The workouts went on as Hightower prepared for and then played his senior season. Intense 90-minute workouts started with aerobic work and moved into stretching and ballet movements, working Hightower hard enough that he'd go through three shirts because he was so drenched in sweat.
But Hightower thought it was worth it. His senior year was curtailed by an injury, but he kept up with the extra work, even enrolling in a ballet class when he first arrived at the University of Richmond even though "everyone laughed at me."
Hightower knew Pro Football Hall of Famer Lynn Swann once took ballet to help in football, and the benefit outweighed the criticism.

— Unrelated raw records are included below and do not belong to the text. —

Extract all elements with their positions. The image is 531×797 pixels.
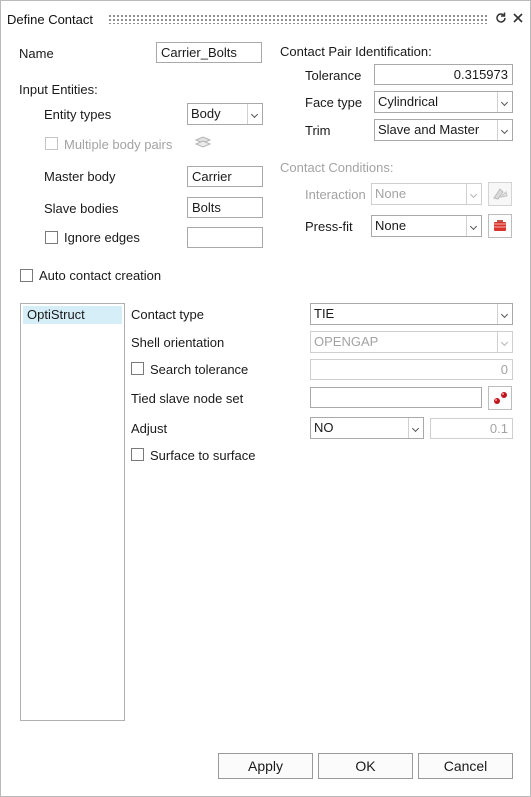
adjust-label: Adjust — [131, 421, 168, 436]
chevron-down-icon — [497, 120, 512, 140]
solver-list[interactable]: OptiStruct — [20, 303, 125, 721]
pair-identification-heading: Contact Pair Identification: — [280, 44, 432, 59]
tied-slave-node-set-label: Tied slave node set — [131, 391, 244, 406]
ok-button[interactable]: OK — [318, 753, 413, 779]
define-contact-dialog: Define Contact Name Carrier_Bolts Input … — [0, 0, 531, 797]
trim-label: Trim — [305, 123, 331, 138]
master-body-label: Master body — [44, 169, 116, 184]
name-label: Name — [19, 46, 54, 61]
trim-select[interactable]: Slave and Master — [374, 119, 513, 141]
entity-types-select[interactable]: Body — [187, 103, 263, 125]
multiple-body-pairs-checkbox[interactable] — [45, 137, 58, 150]
pressfit-select[interactable]: None — [371, 215, 482, 237]
search-tolerance-label: Search tolerance — [150, 362, 249, 377]
cancel-button[interactable]: Cancel — [418, 753, 513, 779]
chevron-down-icon — [497, 304, 512, 324]
tied-slave-node-set-input[interactable] — [310, 387, 482, 408]
close-icon[interactable] — [511, 11, 525, 25]
title-bar[interactable]: Define Contact — [1, 1, 530, 37]
shell-orientation-select[interactable]: OPENGAP — [310, 331, 513, 353]
face-type-value: Cylindrical — [378, 94, 438, 109]
slave-bodies-label: Slave bodies — [44, 201, 119, 216]
ignore-edges-label: Ignore edges — [64, 230, 140, 245]
chevron-down-icon — [466, 216, 481, 236]
entity-types-label: Entity types — [44, 107, 112, 122]
pressfit-button[interactable] — [488, 214, 512, 238]
apply-button[interactable]: Apply — [218, 753, 313, 779]
list-item[interactable]: OptiStruct — [23, 306, 122, 324]
surface-to-surface-label: Surface to surface — [150, 448, 256, 463]
interaction-icon — [493, 188, 508, 200]
contact-conditions-heading: Contact Conditions: — [280, 160, 394, 175]
node-select-button[interactable] — [488, 386, 512, 410]
pressfit-value: None — [375, 218, 407, 233]
auto-contact-label: Auto contact creation — [39, 268, 162, 283]
search-tolerance-input[interactable]: 0 — [310, 359, 513, 380]
body-pairs-icon[interactable] — [194, 136, 212, 150]
shell-orientation-value: OPENGAP — [314, 334, 379, 349]
adjust-number-input[interactable]: 0.1 — [430, 418, 513, 439]
search-tolerance-checkbox[interactable] — [131, 362, 144, 375]
node-select-icon — [494, 392, 507, 404]
contact-type-select[interactable]: TIE — [310, 303, 513, 325]
chevron-down-icon — [497, 92, 512, 112]
pressfit-label: Press-fit — [305, 219, 353, 234]
face-type-label: Face type — [305, 95, 363, 110]
slave-bodies-input[interactable]: Bolts — [187, 197, 263, 218]
dialog-title: Define Contact — [7, 12, 93, 27]
pressfit-icon — [494, 220, 506, 231]
contact-type-value: TIE — [314, 306, 335, 321]
shell-orientation-label: Shell orientation — [131, 335, 225, 350]
contact-type-label: Contact type — [131, 307, 204, 322]
ignore-edges-input[interactable] — [187, 227, 263, 248]
trim-value: Slave and Master — [378, 122, 480, 137]
interaction-select[interactable]: None — [371, 183, 482, 205]
input-entities-label: Input Entities: — [19, 82, 98, 97]
interaction-value: None — [375, 186, 407, 201]
drag-handle[interactable] — [108, 14, 488, 24]
interaction-label: Interaction — [305, 187, 366, 202]
chevron-down-icon — [247, 104, 262, 124]
tolerance-input[interactable]: 0.315973 — [374, 64, 513, 85]
chevron-down-icon — [466, 184, 481, 204]
adjust-select[interactable]: NO — [310, 417, 424, 439]
multiple-body-pairs-label: Multiple body pairs — [64, 137, 173, 152]
reset-icon[interactable] — [494, 11, 508, 25]
face-type-select[interactable]: Cylindrical — [374, 91, 513, 113]
ignore-edges-checkbox[interactable] — [45, 231, 58, 244]
chevron-down-icon — [408, 418, 423, 438]
master-body-input[interactable]: Carrier — [187, 166, 263, 187]
adjust-value: NO — [314, 420, 334, 435]
tolerance-label: Tolerance — [305, 68, 362, 83]
chevron-down-icon — [497, 332, 512, 352]
auto-contact-checkbox[interactable] — [20, 269, 33, 282]
interaction-button[interactable] — [488, 182, 512, 206]
entity-types-value: Body — [191, 106, 221, 121]
name-input[interactable]: Carrier_Bolts — [156, 42, 262, 63]
surface-to-surface-checkbox[interactable] — [131, 448, 144, 461]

"To me it was a confidence thing," Hightower said. "Even if you don't see the results right away, it's a psychological help on the field. I know I have an advantage on the opponent."
Hightower admittedly ran into a "rookie wall" a couple of times this season. His physical prep work still wasn't enough to counter what has turned into a 24-game year.
But the Cardinals' running back situation has come full circle, something that may have helped Hightower. Edgerrin James was the starter until Hightower took over in midseason, sending James to the bench. But starting with the regular-season finale, James became the primary ballcarrier again and Hightower became more effective in the change-of-pace role.
That may have not been more apparent than in the NFC Championship, when Hightower converted a crucial fourth-and-1 and then ran in the game-winning touchdown on a third-and-8 screen pass.
"He's gotten a lot better – I'd agree with that – as Edge has come back," offensive coordinator Todd Haley said. "It's taken a little bit of the spotlight off him and he's been able to role play a little bit more."
Just getting to this point, in whatever role, is satisfying to Hightower, who still has strong feelings about not being invited to the NFL's scouting combine and going in the fifth round of the draft.
"I don't think anyone predicted this outcome and I think a lot of people don't want this outcome," Hightower said. "They don't want to see a guy from a small school, no combine. Say whatever you want, that I didn't have the speed, didn't have the skill, whatever. This just proves I am where I am supposed to be.
"It was frustrating then, but I am loving it now."
Hightower's preparation has been the difference.
Kaden continued to work with Hightower on and off once he went to college, until she got a job in Idaho. Now running a ballet company in Vancouver, British Columbia, she got a chance to see Hightower when the Cardinals visited the Seattle Seahawks earlier this season.
"Who would have thought?" Kaden said in an e-mail. "A running back and a ballet teacher. It just goes to show that Tim would stop at nothing to get where he wanted to go."